The Nose was Shostakovich’s first opera, written at the age of 20. (He would go on to write Lady Macbeth of the Mtensk District plus an operetta and two incomplete operas.) The plot of The Nose is derived from a satirical short story by Nikolai Gogol, in which a petty bureaucrat loses his nose to a barber’s razor. The nose takes on a life of its own, the bureaucrat pursues it and ultimately restores it to his face, suffering a number of absurd indignities along the way. This short story has been adapted in a number of other ways, perhaps most curiously as a puppet show at the Moscow Museum of Erotic Art, with the victim being Vladimir Putin. (The Russia of today is a far cry from the USSR of the 20th century!)

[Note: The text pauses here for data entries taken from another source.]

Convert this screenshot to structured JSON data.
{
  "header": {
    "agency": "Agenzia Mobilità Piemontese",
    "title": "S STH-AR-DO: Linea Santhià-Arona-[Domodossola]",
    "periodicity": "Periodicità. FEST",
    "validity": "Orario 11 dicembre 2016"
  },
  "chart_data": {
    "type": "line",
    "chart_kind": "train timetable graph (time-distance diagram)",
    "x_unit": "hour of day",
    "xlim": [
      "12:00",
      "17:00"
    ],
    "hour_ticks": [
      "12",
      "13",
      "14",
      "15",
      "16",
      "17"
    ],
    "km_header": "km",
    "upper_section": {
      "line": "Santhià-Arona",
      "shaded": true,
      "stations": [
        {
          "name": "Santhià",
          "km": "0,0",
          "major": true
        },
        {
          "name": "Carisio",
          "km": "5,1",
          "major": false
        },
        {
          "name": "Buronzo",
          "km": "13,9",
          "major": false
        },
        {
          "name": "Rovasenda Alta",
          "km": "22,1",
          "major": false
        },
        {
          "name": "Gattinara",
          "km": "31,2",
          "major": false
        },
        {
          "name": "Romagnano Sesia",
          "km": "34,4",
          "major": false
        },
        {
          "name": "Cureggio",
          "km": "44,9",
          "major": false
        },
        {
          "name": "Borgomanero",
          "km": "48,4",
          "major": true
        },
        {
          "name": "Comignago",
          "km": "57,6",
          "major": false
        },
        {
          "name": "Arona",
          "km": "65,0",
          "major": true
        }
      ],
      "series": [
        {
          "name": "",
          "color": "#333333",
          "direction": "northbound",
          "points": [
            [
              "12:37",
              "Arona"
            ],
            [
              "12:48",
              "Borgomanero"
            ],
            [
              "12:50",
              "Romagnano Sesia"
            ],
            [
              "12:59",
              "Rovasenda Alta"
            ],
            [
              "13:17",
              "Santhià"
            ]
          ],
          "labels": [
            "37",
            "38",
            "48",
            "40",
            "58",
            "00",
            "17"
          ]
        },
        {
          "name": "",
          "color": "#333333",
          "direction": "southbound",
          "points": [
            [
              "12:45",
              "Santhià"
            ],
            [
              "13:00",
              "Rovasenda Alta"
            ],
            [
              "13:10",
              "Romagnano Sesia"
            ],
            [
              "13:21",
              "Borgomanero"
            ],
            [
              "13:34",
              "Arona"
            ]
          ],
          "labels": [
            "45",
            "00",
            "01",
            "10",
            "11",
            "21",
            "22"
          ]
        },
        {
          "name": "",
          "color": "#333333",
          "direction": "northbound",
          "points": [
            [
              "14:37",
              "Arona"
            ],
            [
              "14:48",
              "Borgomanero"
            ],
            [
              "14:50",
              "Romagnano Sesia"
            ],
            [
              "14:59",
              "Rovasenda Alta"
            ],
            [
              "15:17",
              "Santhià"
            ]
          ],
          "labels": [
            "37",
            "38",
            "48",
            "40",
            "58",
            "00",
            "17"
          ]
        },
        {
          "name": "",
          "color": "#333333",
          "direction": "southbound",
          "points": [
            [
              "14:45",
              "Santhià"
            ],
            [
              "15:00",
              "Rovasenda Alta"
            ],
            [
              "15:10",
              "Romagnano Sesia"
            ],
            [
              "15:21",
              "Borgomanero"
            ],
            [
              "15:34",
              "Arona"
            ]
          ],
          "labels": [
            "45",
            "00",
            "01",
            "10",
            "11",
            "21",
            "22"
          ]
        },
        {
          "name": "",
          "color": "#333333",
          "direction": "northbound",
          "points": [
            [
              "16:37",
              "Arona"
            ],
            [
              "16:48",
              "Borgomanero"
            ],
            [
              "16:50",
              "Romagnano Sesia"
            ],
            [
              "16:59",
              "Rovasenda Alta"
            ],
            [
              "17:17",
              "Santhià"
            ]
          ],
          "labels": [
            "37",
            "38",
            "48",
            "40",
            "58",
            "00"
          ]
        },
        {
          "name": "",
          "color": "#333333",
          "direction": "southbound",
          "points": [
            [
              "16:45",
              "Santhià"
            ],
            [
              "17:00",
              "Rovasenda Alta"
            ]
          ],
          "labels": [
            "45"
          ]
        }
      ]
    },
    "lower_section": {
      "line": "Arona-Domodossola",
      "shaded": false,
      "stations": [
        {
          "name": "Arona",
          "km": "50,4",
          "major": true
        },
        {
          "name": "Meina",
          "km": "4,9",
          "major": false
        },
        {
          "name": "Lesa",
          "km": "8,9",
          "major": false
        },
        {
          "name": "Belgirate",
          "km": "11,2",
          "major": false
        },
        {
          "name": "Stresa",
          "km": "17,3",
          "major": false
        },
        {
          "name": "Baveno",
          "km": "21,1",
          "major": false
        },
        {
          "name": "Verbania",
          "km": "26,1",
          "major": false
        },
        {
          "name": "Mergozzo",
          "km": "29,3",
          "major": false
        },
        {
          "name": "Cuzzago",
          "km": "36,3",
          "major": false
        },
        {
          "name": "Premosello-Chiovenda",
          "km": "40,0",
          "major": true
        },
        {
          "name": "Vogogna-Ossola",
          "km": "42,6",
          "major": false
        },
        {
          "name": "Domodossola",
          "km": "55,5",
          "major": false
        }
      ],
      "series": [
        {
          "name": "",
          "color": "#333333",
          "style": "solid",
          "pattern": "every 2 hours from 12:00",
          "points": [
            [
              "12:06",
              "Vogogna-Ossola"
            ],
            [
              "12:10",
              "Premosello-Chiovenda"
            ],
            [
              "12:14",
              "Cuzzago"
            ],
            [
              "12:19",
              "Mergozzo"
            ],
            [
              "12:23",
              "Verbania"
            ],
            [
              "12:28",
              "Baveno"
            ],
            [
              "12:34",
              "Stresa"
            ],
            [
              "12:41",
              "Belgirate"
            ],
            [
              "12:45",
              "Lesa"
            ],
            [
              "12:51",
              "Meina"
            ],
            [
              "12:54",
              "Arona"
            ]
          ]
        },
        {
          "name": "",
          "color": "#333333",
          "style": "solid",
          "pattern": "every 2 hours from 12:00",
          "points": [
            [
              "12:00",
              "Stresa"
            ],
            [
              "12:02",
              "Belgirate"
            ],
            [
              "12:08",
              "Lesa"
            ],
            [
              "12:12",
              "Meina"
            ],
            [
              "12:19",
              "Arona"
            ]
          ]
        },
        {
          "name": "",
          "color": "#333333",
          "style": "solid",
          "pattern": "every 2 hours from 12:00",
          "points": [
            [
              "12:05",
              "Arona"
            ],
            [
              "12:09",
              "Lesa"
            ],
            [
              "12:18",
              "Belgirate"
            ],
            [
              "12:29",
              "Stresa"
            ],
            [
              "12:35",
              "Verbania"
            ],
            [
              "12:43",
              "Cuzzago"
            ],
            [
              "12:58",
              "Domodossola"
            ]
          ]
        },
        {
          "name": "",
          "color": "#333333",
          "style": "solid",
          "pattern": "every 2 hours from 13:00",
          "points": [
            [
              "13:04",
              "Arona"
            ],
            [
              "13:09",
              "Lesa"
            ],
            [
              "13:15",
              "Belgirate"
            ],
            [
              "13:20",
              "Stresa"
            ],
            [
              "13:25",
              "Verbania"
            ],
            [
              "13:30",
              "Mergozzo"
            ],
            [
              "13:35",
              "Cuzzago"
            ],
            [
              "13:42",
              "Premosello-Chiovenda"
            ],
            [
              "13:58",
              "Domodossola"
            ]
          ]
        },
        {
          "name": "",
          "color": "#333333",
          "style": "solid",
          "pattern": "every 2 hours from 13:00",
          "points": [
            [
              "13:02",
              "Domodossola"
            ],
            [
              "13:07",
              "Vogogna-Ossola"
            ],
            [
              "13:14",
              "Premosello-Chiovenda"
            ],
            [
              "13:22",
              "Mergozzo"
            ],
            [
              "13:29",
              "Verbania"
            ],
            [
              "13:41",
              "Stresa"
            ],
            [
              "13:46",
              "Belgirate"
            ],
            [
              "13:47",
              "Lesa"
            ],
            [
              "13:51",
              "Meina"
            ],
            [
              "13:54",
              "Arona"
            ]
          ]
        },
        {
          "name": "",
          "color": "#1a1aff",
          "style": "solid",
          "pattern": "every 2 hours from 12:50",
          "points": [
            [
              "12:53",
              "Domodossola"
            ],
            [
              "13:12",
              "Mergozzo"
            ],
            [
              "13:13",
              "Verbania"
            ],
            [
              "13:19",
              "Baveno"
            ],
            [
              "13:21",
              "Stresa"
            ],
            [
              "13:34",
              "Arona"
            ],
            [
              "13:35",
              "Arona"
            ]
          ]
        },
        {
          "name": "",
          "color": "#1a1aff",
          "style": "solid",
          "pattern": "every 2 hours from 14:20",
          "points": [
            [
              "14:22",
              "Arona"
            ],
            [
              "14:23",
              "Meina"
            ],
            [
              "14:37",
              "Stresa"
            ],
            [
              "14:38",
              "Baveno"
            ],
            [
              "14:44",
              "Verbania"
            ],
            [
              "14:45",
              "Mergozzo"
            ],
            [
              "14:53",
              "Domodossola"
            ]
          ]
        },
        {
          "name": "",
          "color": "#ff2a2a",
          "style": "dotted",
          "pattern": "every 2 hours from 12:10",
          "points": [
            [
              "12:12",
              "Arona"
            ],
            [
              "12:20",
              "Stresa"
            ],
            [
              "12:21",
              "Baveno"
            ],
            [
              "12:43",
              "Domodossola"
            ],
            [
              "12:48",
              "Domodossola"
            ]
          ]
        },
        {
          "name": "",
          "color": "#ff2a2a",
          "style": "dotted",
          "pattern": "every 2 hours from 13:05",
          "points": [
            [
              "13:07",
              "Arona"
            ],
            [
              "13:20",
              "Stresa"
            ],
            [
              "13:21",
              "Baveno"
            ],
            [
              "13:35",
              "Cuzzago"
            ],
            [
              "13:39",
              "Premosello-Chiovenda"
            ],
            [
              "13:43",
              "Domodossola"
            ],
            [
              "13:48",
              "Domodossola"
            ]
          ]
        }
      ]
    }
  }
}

According to the intermission interview, Peter Gelb wanted to have the noted artist William Kentridge design an opera for the Met, and allowed Kentridge to choose the opera. He chose The Nose, and created a production based on his signature technique of animated films. Rather than smooth, 24- or 30-frames-per-second animations characteristic of Walt Disney cartoons, Kentridge uses a speed of only 4 to ½ frame per second, rendering the animated figures in rather jerky motion. And for the most part, that’s what we saw: singers toward the front of the stage, with jerky animations projected above them to the rear of the stage. Occasionally there was a more conventional set with singers and walls and decorations and props, such as for the scene in which the barber discovers the nose baked into a loaf of bread, and for the scene in which Kolvayov finds that his nose is missing.
Our cast:
Kovalyov: Paulo Szot
Police Inspector: Andrey Popov
The Nose: Alexander Lewis
Conductor: Pavel Smelkov
Production: William Kentridge
There are no fewer than 78 sung roles in this opera, not counting the speaking roles and the chorus, so the Met’s synopsis listed only three of the singers. The New Grove Dictionary of Opera describes the music as a “deliberate experiment,” “astringent and angular, grotesque in its emphasis on musical parody and the clash of tone-colour extremes” with “no pretence at immediate mass accessibility.” Quite so. I feel the same as Rossini did after seeing Lohengrin: “One simply can not judge Wagner’s Lohengrin after a first hearing. Pity I don't intend hearing it a second time.” But I’ll judge The Nose as a delta, and don’t intend hearing it a second time.